13 feb 2013

IL VECCHIO PAPA

Georges de La Tour, «San Giuseppe falegname»



Nella penombra, il volto pallido del vecchio si è alza verso il cielo.
La semioscurità mi impedisce di guardarlo bene negli occhi.
Non riesco a capire cosa vuole il suo cuore.
Quale desiderio lo anima ancora, quale timore lo agita?

Da quassù non riesco a vederlo tanto bene, nè sento bene la sua voce.
E' vecchio, questo lo capisco. 
Quando è entrato, il suo passo era malfermo, un poco incerto.
Era quasi titubante. Oppure era solo debole, stanco.

E' così che capita ai vecchi uomini stanchi? Non sanno decidersi.
Tremano anche di fronte alla propria ombra, figurarsi, poi, se hanno un peso sul cuore.
E lui, questo povero vecchio che si rivolge a me, lo sento, ha un gran peso sul cuore.
Devo fare attenzione, smuovere le ombre, mandare un segno, ascoltare bene, molto bene.

Le labbra del vecchio mormorano qualcosa, si muovono come se tremassero.
La litania sommessa della voce sembra incespicare sulle parole.
Il volto pallido rivolto al cielo è aperto, ma non riesco a guardare dentro, fino in fondo a quegli occhi.
Dietro gli occhiali squadrati, lo sguardo è sveglio, intelligente, vivido.

Sono troppo in alto, sono invecchiato troppo anche io.
Non sento più bene, forse sono diventato sordo.
Cosa mi sta chiedendo il povero vecchio vestito di bianco, in ginocchio, cosa mai può volere, lui?
Quel viso mi è familiare, è dolce e timido, sembra parlarmi d'un amore lontano...

Poche sillabe, lentamente, si alzano dalle labbra verso il crocefisso innalzato sull'altare.
Nella grande aula silenziosa riecheggia quel mormorio, resta sospeso, incerto sulla direzione da prendere.
La voce sembra gorgogliare, nella gola, come la sacra sorgente che gorgoglia nelle viscere dell'antica chiesa.
Il suono profondo della terra e quello antico della vita hanno la stessa intensa tonalità sacrale dell'eterno.

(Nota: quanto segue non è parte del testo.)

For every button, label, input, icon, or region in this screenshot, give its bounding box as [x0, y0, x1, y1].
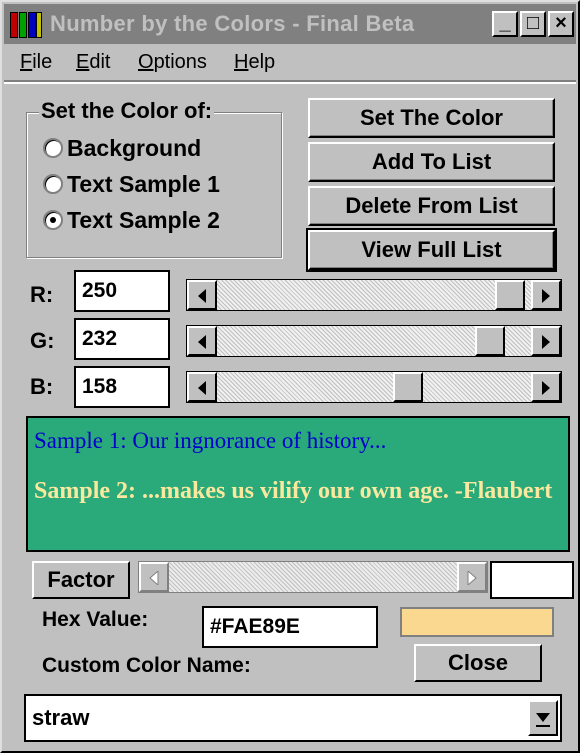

L'ombra, a poco a poco, si tinge di una tenue bolla di luce che fluttua sotto il soffitto perso nel buio.
Il chiarore si diffonde come una macchia evanescente. Resta sospeso sopra la testa del vecchio.
Si percepisce il qualcosa che abita al centro di quel bagliore. Il vecchio, incerto, non può sapere cos'è.
Non ha occhi per distinguere angeli del Dio da fantasmi del demonio. La salvezza  dalla condanna.

L'ombra mi aiuta a tenermi nascosto. I suoi occhi di vecchio non vedono qui dentro.
Invisibile, devo scrutare il suo cuore stanco, scendere nella sua povera anima. 
Mi devo sporcare nel suo sguardo. Devo annegare nella sua voce. Farmi carne. Carne della sua carne.
Io, Padre e Creatore di ogni creatura, devo farmi creatura, figlio della carne rattrappita.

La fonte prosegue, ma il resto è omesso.